Considering all the evaluations above, to produce mountain wildflower honey is becoming more and more difficult for beekeepers. When transhumance was widespread and regular in the Alps, bees (wild and domesticated) also benefited: the pastures were cared for and cleaned to the benefit not only of the animals, but also of the vegetation, and then the bees. Even if hives are positioned in grasslands rich in Alpine herbaceous species, nowadays beekeepers often obtain honey from the upper (as rhododendron honey) or lower botanical fascia (as sweet chestnut or linden honey) instead of mountain wildflower honey.

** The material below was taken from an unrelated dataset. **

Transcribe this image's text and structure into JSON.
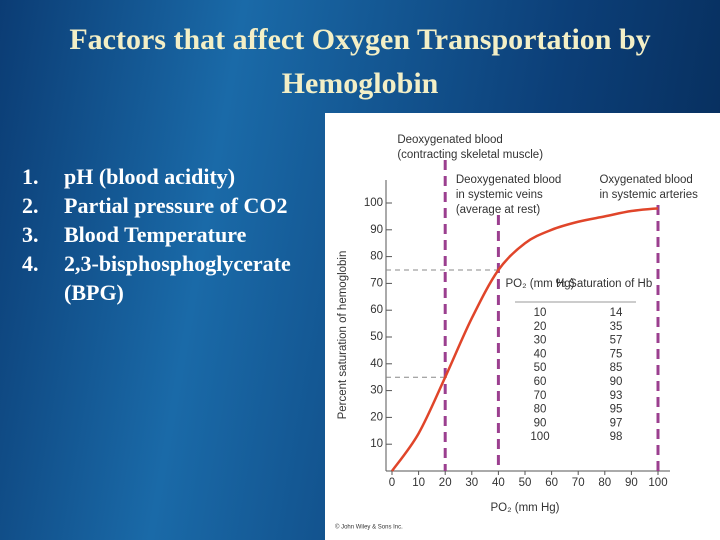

Yet, there is a reverse side of the coin: the poorly connected mountain territories, with few roads and little inhabitants, are also little polluted and the uncontaminated environments guarantee scarce but high-quality productions, other than being a pristine habitat also for other pollinators. Mountain wildflower honey, like many other bee products like propolis, could be interesting as well for herbal medicine and cosmetics. The production of honey in uncontaminated areas as mountain areas, can be a way of promoting this product so difficult to obtain, together with the promotion of bioactive properties of a sustainable product from marginal territories.

Reference:

Leoni, V., Giupponi, L., Pavlovic, R. et al. Multidisciplinary analysis of Italian Alpine wildflower honey reveals criticalities, diversity and value. Sci Rep 11, 19316 (2021). https://doi.org/10.1038/s41598-021-98876-y

Key words: honey, mountain grasslands, climate change, pollinators decline, honeybee behaviour, honey phytochemical composition.